Federated learning (FL) faces two structural tensions: gradient sharing enables data-reconstruction attacks, while non-IID client distributions degrade aggregation quality. We introduce PTOPOFL, a framework that addresses both challenges simultaneously by replacing gradient communication with topological descriptors derived from persistent homology (PH). Clients transmit only 48-dimensional PH feature vectors-compact shape summaries whose many-to-one structure makes inversion provably ill-posed-rather than model gradients. The server performs topology-guided personalised aggregation: clients are clustered by Wasserstein similarity between their PH diagrams, intra-cluster models are topology-weighted,and clusters are blended with a global consensus. We prove an information-contraction theorem showing that PH descriptors leak strictly less mutual information per sample than gradients under strongly convex loss functions, and we establish linear convergence of the Wasserstein-weighted aggregation scheme with an error floor strictly smaller than FedAvg.

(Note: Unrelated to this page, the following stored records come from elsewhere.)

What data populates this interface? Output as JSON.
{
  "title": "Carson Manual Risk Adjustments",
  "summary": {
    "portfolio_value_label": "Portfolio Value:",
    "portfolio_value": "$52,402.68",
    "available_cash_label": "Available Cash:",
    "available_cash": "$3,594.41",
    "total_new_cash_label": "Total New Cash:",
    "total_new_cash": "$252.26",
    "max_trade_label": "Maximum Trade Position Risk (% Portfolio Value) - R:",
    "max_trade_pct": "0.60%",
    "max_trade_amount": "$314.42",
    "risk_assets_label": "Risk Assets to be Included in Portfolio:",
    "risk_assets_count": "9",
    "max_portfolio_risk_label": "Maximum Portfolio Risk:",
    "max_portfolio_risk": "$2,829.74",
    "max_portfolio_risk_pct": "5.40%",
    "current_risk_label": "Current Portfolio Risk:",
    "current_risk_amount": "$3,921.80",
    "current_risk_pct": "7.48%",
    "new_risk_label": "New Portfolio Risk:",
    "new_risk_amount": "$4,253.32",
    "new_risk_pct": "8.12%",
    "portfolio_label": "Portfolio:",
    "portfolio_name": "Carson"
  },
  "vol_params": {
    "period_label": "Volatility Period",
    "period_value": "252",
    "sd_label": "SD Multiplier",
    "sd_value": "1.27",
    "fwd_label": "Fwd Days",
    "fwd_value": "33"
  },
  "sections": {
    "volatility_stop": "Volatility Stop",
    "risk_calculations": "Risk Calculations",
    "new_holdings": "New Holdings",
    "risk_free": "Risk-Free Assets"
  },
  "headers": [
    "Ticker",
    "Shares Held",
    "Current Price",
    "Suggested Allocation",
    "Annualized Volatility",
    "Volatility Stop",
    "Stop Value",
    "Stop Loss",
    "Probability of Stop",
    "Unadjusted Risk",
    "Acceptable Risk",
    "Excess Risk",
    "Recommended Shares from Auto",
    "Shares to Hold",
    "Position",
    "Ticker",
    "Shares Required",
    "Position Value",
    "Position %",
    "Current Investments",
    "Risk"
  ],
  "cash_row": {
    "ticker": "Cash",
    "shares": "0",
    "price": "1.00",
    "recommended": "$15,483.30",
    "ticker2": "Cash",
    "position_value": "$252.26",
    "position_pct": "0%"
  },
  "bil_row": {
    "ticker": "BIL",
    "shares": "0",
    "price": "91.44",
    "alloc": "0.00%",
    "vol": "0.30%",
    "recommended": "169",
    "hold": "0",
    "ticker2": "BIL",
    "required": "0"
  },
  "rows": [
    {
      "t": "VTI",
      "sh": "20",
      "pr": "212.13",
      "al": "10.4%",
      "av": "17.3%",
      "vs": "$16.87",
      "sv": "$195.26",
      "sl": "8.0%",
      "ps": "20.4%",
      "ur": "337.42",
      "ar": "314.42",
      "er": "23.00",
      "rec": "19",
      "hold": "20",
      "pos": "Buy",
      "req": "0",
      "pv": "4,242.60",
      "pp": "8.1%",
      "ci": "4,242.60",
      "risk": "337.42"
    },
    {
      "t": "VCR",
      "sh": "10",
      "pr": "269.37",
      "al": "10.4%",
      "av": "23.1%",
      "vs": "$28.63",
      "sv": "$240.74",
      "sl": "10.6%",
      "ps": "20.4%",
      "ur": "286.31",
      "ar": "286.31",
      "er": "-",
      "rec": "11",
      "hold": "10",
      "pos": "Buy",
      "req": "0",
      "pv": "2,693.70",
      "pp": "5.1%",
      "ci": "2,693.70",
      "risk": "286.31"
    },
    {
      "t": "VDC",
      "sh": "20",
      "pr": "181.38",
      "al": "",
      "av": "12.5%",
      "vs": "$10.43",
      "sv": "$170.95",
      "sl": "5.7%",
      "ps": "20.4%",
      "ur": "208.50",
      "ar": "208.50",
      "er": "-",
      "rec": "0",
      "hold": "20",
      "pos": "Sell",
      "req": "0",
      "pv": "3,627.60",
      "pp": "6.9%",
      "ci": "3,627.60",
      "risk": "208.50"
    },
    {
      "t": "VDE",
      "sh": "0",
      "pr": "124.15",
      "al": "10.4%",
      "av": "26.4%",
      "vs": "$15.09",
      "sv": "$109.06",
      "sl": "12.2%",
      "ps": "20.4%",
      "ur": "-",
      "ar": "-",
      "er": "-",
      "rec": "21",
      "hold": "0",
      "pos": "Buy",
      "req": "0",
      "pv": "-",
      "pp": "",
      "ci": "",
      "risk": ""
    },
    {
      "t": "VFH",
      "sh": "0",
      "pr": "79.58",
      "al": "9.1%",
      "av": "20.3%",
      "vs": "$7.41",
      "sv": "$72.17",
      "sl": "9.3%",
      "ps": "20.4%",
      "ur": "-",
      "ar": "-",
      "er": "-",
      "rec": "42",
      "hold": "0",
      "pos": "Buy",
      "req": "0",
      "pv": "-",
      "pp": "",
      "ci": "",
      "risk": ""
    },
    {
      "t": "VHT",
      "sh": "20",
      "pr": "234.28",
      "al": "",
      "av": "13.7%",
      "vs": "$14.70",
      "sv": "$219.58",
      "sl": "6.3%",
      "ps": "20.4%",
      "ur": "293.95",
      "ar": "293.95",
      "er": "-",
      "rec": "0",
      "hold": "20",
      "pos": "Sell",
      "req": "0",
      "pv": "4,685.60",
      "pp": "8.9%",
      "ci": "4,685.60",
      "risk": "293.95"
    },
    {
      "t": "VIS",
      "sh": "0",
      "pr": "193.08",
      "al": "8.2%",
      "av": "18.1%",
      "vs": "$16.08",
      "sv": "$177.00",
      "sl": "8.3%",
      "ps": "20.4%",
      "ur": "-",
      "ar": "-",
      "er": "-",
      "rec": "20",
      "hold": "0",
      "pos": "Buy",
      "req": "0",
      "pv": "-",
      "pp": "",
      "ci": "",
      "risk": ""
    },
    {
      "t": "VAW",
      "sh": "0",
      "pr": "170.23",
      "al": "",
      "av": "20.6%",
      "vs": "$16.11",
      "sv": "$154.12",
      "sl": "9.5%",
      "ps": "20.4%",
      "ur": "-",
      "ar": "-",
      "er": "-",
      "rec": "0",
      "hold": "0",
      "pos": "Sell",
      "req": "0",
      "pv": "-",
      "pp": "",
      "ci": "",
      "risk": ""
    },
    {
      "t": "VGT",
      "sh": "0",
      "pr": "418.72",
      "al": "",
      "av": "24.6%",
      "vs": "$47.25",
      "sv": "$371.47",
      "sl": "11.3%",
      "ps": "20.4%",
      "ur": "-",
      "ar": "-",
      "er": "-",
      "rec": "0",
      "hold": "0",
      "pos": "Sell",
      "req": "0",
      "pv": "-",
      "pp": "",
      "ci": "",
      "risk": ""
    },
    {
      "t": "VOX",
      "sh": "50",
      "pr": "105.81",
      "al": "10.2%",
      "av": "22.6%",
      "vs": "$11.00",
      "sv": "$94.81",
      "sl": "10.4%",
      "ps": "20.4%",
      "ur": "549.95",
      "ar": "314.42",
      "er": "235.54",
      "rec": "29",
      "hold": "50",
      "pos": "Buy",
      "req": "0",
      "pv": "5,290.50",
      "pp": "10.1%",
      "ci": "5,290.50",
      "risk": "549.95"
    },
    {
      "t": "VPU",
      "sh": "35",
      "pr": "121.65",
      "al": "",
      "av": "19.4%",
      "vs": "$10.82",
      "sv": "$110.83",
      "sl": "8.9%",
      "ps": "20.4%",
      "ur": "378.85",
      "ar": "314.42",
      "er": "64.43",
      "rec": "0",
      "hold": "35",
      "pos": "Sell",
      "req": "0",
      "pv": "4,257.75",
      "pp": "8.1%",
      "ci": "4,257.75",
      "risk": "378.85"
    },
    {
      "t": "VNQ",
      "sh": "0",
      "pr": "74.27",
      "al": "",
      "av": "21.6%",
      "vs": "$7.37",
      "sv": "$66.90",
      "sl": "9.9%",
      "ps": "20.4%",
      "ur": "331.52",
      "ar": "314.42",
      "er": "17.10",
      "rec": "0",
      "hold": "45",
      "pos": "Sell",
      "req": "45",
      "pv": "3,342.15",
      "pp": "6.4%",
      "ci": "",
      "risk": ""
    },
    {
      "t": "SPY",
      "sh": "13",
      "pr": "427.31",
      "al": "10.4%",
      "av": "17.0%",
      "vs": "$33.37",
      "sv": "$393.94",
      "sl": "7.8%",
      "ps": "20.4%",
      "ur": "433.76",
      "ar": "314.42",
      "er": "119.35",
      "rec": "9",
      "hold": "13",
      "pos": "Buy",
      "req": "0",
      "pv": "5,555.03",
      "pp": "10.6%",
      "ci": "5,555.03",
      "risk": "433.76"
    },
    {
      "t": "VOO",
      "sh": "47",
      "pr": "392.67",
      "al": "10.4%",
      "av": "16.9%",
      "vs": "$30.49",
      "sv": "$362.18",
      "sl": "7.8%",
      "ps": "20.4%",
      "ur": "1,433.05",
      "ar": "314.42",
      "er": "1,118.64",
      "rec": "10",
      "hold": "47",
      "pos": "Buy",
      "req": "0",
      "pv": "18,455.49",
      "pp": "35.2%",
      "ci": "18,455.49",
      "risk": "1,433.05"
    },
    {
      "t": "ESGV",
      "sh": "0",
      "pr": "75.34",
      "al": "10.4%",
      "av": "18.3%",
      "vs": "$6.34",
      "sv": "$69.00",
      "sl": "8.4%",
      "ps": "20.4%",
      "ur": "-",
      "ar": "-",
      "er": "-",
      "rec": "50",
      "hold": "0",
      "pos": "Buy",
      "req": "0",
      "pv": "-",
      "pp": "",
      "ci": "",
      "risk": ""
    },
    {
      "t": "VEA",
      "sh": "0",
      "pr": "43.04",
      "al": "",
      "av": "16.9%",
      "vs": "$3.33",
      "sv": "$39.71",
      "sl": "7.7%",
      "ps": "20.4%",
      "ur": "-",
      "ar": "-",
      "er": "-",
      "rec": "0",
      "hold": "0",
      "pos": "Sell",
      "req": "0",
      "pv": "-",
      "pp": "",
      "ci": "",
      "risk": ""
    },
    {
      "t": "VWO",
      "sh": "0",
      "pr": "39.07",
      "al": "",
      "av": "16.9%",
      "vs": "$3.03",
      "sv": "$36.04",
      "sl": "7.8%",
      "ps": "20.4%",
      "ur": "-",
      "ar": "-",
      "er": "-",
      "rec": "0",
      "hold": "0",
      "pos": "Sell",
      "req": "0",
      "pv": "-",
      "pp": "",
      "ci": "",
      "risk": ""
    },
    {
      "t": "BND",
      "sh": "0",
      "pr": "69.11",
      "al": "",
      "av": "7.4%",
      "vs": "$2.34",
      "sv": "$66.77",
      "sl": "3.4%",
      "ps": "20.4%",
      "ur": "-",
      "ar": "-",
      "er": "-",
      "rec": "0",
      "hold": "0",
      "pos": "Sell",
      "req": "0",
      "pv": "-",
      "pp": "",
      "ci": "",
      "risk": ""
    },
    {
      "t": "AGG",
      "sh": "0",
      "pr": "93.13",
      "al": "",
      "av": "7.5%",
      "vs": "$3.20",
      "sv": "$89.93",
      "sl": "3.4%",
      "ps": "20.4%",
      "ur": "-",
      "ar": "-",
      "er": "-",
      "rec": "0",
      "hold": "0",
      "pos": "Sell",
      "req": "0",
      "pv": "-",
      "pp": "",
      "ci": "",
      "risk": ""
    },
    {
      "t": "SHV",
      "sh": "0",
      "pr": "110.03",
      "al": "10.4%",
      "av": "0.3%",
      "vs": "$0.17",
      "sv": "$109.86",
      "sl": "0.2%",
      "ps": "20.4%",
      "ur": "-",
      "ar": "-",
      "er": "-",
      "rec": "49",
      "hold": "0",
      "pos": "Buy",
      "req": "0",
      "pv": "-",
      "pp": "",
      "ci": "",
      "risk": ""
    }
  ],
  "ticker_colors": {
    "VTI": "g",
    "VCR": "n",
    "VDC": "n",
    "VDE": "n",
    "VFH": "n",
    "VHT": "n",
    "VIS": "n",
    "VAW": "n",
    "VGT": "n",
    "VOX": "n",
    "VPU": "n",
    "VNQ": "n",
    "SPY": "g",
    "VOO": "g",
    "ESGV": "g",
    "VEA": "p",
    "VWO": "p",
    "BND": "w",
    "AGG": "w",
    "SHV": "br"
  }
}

Evaluated against FedAvg, FedProx, SCAFFOLD, and pFedMe on a non-IID healthcare scenario (8 hospitals, 2 adversarial) and a pathological benchmark (10 clients), PTOPOFL achieves AUC 0.841 and 0.910 respectively-the highest in both settings-while reducing reconstruction risk by a factor of 4.5 relative to gradient sharing. Code is publicly available at https://github.com/MorillaLab/TopoFederatedL and data at https://doi.org/10.5281/zenodo.18827595.

Key Contributions

Replaces gradient communication with 48-dimensional persistent homology (PH) feature vectors, provably reducing reconstruction risk by 4.5x via an information-contraction theorem
Wasserstein-weighted personalised aggregation clusters clients by topological similarity, achieving higher AUC than FedAvg, FedProx, SCAFFOLD, and pFedMe on non-IID benchmarks
Topology-based anomaly detection exponentially suppresses adversarial client influence, with formal proof of linear convergence to an error floor below FedAvg

🛡️ Threat Analysis

Data Poisoning Attack

Explicitly models 2 adversarial clients in the healthcare FL scenario; proves adversarial client influence decays exponentially in topological separation from honest majority (vs. linear scaling in FedAvg); topology-based anomaly detection flags and down-weights poisoning sources.

Model Inversion Attack

Primary security contribution is defending against gradient inversion attacks (citing Zhu et al., Geiping et al.) by transmitting 48-dim PH feature vectors whose many-to-one structure makes reconstruction provably ill-posed; formally proves a 4.5x reduction in per-sample mutual information leakage relative to gradient sharing.